El poker apasionado

La mesa de poker estaba en total silencio mientras los jugadores observaban todo lo que sucedía en ella. Todas las miradas van dirigidas a los naipes, todos los jugadores quieren ganar la partida de poker.

Muy tranquilos conservan esperanzas en los naipes que llegan en cada turno y piensan sus mejores apuestas, la mano de póquer está cada vez más apasionante. El repartidor tira los naipes a cada uno de los participantes y las miradas pasan a ellos que están en sus manos, todos manejan posibilidades de ganar apuestas y estudian los naipes que se dan vuelta en la mesa de juego. La mano de las apuestas de póquer comienza, unos se arriesgan, otros esperan turno y observan las jugadas de los adversarios. Nadie habla y todos mueven sus fichas, las van largando hacia el centro de la mesa para marcar presencia e intentar así acobardar a los rivales.

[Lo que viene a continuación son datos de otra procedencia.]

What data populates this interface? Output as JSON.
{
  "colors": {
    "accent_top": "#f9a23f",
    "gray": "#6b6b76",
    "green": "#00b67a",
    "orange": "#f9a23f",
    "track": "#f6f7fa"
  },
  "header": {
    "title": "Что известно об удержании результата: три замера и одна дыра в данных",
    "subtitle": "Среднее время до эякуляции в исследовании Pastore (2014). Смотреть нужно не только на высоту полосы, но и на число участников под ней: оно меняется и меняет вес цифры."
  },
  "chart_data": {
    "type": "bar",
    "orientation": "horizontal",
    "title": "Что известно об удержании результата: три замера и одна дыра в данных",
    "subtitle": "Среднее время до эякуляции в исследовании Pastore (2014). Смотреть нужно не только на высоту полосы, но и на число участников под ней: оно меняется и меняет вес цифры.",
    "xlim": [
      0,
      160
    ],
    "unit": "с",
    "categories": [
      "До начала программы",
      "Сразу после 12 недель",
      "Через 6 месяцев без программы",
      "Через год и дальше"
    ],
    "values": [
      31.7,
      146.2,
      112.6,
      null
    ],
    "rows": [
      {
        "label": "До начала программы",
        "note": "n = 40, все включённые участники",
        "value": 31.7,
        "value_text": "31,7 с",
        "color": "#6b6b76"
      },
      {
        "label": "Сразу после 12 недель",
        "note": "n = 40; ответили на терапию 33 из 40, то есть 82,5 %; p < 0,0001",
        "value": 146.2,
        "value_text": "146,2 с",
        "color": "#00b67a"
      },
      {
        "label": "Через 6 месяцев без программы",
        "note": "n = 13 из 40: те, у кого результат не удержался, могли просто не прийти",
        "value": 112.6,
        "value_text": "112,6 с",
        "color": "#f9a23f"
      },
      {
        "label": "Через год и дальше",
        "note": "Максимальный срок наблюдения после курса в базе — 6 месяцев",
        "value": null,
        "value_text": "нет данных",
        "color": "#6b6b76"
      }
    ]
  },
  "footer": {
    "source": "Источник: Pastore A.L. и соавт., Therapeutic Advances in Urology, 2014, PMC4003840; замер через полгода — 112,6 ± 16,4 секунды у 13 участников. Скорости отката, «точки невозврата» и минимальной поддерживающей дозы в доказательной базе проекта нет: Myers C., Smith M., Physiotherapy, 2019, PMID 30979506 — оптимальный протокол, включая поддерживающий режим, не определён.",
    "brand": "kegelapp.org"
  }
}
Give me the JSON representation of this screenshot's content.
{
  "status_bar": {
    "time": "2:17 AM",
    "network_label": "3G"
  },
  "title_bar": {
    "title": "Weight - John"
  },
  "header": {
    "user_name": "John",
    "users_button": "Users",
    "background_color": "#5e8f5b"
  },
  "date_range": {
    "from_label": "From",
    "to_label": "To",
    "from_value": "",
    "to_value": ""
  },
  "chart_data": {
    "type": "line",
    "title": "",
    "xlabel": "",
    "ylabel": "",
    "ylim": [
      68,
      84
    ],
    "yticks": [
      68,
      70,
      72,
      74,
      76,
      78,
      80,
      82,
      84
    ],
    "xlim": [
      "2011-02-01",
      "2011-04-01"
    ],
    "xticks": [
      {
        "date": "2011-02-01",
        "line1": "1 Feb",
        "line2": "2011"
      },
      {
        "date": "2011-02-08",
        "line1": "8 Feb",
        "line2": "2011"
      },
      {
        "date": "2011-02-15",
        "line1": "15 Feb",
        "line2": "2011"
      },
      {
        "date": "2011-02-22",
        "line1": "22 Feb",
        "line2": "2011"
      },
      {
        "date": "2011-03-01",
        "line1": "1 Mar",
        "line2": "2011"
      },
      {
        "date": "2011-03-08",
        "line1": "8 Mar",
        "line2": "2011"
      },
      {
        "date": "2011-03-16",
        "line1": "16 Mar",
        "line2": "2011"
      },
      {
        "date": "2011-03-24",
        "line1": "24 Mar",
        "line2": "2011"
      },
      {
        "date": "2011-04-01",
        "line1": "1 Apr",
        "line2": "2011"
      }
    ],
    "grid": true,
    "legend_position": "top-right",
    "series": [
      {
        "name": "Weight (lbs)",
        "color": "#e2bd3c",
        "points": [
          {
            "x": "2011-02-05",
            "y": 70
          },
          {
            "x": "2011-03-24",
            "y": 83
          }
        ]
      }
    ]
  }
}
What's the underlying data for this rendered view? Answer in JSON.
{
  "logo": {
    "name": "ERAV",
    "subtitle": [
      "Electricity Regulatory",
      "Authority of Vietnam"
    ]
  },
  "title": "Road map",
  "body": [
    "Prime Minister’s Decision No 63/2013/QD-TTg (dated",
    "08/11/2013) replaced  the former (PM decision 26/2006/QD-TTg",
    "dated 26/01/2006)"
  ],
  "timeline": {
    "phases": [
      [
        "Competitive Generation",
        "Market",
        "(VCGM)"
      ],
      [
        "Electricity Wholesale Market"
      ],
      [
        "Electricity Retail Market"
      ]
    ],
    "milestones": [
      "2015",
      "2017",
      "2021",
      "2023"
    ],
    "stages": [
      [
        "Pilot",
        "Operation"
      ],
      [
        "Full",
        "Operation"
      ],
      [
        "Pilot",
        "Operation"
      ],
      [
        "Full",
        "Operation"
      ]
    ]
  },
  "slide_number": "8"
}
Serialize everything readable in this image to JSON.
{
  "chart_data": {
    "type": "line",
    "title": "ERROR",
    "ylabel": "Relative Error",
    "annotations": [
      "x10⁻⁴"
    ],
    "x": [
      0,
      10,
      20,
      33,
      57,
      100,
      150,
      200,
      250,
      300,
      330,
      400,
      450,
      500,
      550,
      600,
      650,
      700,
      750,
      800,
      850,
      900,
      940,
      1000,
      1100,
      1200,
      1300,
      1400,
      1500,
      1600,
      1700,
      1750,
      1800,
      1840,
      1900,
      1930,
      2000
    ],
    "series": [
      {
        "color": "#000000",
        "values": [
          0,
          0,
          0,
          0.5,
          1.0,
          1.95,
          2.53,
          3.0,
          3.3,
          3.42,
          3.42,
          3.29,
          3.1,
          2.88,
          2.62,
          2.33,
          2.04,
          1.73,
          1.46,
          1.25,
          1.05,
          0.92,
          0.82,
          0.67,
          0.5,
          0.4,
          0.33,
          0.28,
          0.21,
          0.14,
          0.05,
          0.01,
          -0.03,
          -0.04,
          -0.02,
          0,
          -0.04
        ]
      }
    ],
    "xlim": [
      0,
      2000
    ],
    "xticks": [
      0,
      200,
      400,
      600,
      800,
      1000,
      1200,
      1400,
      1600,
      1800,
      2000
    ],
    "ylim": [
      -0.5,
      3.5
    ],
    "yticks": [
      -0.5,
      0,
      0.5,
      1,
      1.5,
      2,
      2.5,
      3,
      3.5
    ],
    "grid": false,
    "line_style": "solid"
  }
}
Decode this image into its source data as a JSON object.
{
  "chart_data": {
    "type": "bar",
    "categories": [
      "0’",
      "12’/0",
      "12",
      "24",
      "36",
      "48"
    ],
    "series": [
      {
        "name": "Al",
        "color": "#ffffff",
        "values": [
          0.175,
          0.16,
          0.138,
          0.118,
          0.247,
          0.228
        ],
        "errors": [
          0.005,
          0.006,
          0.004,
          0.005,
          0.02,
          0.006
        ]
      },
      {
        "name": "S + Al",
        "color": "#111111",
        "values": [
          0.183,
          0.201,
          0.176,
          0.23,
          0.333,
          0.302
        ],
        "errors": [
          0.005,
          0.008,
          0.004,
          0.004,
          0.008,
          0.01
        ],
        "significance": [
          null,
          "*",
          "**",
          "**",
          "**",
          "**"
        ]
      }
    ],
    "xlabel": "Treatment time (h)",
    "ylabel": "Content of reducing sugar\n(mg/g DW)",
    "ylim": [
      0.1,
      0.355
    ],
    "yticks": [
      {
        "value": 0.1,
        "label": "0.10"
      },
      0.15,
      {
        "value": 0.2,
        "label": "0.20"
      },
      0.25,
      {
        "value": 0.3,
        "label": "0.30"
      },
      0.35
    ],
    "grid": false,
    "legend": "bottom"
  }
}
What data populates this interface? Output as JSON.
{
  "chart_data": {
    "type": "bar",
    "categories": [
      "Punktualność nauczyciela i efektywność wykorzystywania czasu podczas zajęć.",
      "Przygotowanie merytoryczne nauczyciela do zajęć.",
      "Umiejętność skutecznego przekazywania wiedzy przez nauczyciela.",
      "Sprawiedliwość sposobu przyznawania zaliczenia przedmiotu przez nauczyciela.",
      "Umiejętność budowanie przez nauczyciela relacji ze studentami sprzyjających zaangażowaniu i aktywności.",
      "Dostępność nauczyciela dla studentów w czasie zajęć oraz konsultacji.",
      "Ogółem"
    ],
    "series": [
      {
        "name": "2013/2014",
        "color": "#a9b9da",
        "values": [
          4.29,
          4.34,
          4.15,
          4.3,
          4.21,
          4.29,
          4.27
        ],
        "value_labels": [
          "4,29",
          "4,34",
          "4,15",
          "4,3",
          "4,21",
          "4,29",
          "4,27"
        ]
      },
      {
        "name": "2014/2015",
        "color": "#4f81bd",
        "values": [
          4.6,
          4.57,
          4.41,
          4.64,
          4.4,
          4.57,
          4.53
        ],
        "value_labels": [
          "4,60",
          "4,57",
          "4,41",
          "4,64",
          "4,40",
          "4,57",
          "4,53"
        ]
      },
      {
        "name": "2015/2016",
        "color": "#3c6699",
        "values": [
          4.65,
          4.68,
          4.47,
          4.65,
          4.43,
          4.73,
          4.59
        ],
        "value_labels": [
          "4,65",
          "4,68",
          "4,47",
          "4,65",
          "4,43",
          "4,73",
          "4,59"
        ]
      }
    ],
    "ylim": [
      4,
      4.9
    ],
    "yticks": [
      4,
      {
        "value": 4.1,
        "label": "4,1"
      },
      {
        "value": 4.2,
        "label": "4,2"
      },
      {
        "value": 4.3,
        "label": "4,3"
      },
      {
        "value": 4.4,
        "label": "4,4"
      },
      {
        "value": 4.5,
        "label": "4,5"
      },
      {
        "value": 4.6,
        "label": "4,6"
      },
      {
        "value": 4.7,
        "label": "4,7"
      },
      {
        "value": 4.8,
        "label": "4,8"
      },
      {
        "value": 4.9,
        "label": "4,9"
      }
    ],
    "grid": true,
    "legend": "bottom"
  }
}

Pocas palabras aparecen en escena, a lo sumo alguna sonrisa o un gesto leve. Todos los apostadores prestan atención a la mesa y no se pierden movimiento de los rivales. Intentan adivinar los posibles naipes y figuras logradas por cada participante. Igual los buenos jugadores, experientes, saben e intuyen cuales podrían ser los naipes y en su cabeza manejan muchas posibilidades. El poker gratis continúa y todos quieren permanecer en la partida, algunos la abandonan sabiendo que sus posibilidades de victoria son muy escasas.

Al final quedan sólo dos o tres jugadores. Uno se retira y el duelo está pronto: las miradas se enfrentan y las fichas van llegando al centro de la mesa, igualando o superando apuestas . Todos miran y la escalera gana, sonrisas y miradas de revancha y asombro. Los naipes se recogen para volver a entrar en acción en la próxima partida.